Aujourd’hui-Mali : Bonjour, pouvez-vous nous présenter votre ouvrage Korèdugaw ?

Dany Leriche : Le livre Korèdugaw est un ouvrage relié, format 21 x 30 cm à la française, 136 pages, 82 photographies imprimées en quadrichromie édité par Trans Photographic Press. Il présente la société initiatique des Korèdugaw du Mali et plus particulièrement celles de plusieurs localités du sud. On les retrouve dans les régions de Sikasso, Ségou et Koulikoro. Comme nous essayons toujours de donner la parole à des Maliens dans nos différents ouvrages sur le Mali, nous avons, dans le livre, des textes d’André Tièmoko Sanogo, de Salia Malé, de Yaouaga Felix Koné ainsi qu’un texte de Laure Carbonnel qui apportent un regard extérieur. Laure a vécu dans le milieu Korèduga et a fait sa thèse sur cette société au musée du Quai Branly. On avait besoin de cette voix féminine et philosophique sur les Korèdugaw. Le livre contient également un texte de Jean Christian Fleury qui nous permet d’expliquer notre démarche.  Ce livre est important dans la mesure où il nous apprend énormément de choses sur les Korèdugaw, leurs rites, leur mode de vie et leur rôle dans la société malienne.

D’où vous est venue l’idée d’écrire ce livre ?

Jean Michel Fickinger : L’idée d’écrire ce livre nous est venue suite à une exposition de photographies sur les Korèdugaw à Paris. C’était dans la galerie d’Hélène Aziza (Le 19 Paul Fort à Paris) qui nous représente. C’est là qu’un éditeur, en voyant les photos, nous a proposé de publier un livre sur les Korèdugaw. Nous avons trouvé l’idée géniale et l’avons fait.

Comment s’est établi le contact avec les Korèdugaw et comment vous avez pu réaliser cet ouvrage ?

D.L : Nous avons été invités à Ségou’Art en 2014 et c’est là où nous avons pour la première fois vu les Korèdugaw. Il y avait une exposition photos sur les Korèdugaw d’Harandane Dicko, un des premiers étudiants maliens de Jean Michel en photographie. J’ai trouvé ça extraordinaire. C’est ainsi que nous lui avons proposé de reprendre le sujet, mais dans tout le Mali puisque lui n’était pas vraiment intéressé et ce qu’il venait d’exposer était une commande de Mamou Daffé. Au départ, on avait prévu une série de photographies. Ensuite, on a constaté toute la nécessité de publier des textes issus de recherches sur les Korèdugaw. Notre démarche a surtout été soutenue par Abdoulaye Konaté et Mamou Daffé qui accordent beaucoup de considération à la culture des Korèdugaw.

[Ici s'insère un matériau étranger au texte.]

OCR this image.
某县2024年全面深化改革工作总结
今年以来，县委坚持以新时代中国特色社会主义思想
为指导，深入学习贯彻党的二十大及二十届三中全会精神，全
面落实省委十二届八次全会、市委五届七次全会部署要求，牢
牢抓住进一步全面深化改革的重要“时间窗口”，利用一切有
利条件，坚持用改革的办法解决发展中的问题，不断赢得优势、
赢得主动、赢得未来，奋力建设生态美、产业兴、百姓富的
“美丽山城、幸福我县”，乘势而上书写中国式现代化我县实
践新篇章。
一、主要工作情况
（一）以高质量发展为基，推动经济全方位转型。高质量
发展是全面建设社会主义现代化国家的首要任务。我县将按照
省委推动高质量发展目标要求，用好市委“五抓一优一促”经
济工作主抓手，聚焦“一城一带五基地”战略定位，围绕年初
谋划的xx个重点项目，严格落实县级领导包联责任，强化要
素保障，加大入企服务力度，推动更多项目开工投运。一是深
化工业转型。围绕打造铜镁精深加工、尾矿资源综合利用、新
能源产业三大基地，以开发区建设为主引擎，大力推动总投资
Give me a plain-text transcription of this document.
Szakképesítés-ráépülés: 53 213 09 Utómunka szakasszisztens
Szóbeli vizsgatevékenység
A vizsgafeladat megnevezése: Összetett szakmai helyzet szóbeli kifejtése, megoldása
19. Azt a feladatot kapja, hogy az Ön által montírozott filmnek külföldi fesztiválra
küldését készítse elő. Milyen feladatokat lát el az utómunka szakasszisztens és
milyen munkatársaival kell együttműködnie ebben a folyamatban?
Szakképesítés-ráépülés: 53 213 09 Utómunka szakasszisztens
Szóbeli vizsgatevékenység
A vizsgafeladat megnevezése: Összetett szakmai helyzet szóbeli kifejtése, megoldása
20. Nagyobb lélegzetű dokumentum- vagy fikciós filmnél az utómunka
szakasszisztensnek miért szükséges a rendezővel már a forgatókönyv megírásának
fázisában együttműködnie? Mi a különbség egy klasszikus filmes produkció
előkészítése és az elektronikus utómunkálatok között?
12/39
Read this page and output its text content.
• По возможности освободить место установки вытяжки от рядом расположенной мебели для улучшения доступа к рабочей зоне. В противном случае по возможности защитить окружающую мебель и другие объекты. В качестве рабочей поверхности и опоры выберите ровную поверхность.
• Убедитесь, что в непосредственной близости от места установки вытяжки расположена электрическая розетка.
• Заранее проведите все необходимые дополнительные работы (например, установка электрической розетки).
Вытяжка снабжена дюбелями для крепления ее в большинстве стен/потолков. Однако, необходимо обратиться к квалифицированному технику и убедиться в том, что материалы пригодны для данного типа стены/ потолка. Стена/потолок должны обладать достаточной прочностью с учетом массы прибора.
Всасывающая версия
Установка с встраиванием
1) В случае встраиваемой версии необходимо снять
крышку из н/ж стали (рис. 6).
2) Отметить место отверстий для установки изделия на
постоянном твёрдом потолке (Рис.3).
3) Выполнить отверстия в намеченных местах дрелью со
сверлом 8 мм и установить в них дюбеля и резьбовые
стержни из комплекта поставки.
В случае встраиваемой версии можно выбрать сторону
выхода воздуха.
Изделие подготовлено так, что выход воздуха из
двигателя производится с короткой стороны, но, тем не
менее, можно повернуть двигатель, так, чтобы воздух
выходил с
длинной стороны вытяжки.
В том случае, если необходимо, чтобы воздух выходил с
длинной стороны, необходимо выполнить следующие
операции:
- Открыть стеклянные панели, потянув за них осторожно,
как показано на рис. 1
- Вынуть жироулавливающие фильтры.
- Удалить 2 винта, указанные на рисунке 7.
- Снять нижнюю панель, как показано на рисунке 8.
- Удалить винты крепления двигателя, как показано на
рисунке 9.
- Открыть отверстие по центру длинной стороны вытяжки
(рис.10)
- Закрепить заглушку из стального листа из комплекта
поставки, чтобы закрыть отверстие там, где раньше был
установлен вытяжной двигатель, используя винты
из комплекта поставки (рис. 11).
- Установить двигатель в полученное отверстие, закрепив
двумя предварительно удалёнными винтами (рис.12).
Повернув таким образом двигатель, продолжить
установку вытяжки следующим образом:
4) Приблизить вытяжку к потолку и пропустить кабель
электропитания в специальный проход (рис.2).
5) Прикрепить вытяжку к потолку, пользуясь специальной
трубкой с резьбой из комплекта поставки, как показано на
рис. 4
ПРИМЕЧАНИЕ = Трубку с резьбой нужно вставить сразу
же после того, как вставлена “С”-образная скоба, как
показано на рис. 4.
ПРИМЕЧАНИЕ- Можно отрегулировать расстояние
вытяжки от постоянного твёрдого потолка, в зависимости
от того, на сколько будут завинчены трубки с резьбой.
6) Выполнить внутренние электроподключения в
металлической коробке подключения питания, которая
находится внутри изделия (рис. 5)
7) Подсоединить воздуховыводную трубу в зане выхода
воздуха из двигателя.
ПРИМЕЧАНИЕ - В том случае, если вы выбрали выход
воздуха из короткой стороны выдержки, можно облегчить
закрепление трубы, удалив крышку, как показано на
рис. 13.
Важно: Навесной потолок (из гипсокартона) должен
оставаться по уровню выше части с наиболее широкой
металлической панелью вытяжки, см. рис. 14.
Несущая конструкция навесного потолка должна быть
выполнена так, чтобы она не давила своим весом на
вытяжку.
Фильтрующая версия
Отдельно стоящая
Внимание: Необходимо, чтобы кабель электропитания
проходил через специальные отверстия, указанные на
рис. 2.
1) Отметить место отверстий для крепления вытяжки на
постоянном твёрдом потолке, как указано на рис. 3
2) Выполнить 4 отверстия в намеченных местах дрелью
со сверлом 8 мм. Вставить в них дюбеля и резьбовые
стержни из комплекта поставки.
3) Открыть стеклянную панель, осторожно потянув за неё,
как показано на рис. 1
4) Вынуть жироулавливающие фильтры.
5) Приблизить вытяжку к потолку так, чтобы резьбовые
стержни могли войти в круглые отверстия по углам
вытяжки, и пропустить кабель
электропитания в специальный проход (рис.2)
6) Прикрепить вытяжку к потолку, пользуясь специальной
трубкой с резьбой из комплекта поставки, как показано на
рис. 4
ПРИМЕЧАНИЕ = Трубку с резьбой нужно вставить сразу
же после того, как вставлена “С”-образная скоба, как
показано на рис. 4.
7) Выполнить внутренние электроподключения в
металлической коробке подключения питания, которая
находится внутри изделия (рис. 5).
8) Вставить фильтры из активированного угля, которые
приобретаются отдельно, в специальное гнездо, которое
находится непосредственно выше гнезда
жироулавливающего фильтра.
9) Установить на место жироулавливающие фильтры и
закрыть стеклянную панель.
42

Avez-vous rencontré des difficultés dans la réalisation de cet ouvrage ?

J.M.F : Nous n’avons rencontré aucun problème au premier contact avec les Korèdugaw vu que nous étions présentés par Mamou Daffé qui invite les Korèdugaw à chacun de ses avènements. Ensuite, nous avons posé des questions à des personnes qui connaissent les Korèdugaw, comme Salia Malé, pour nous donner les noms des localités où se trouvent les Korèdugaw. Ainsi, de village en village, on a fait de nombreuses haltes entre Ségou et Sikasso et Baguinéda non loin de Bamako. Nous n’avons pas rencontré de difficultés, mais on prévenait toujours avant de venir dans ces localités où nous avions des contacts. Nous avons une amie du nom du Djénéba Tounkara avec laquelle nous travaillons ici depuis des années qui connaît pas mal de localités des Korèdugaw et qui nous a beaucoup aidés. A Watiala, nous avions Felix Koné comme contact.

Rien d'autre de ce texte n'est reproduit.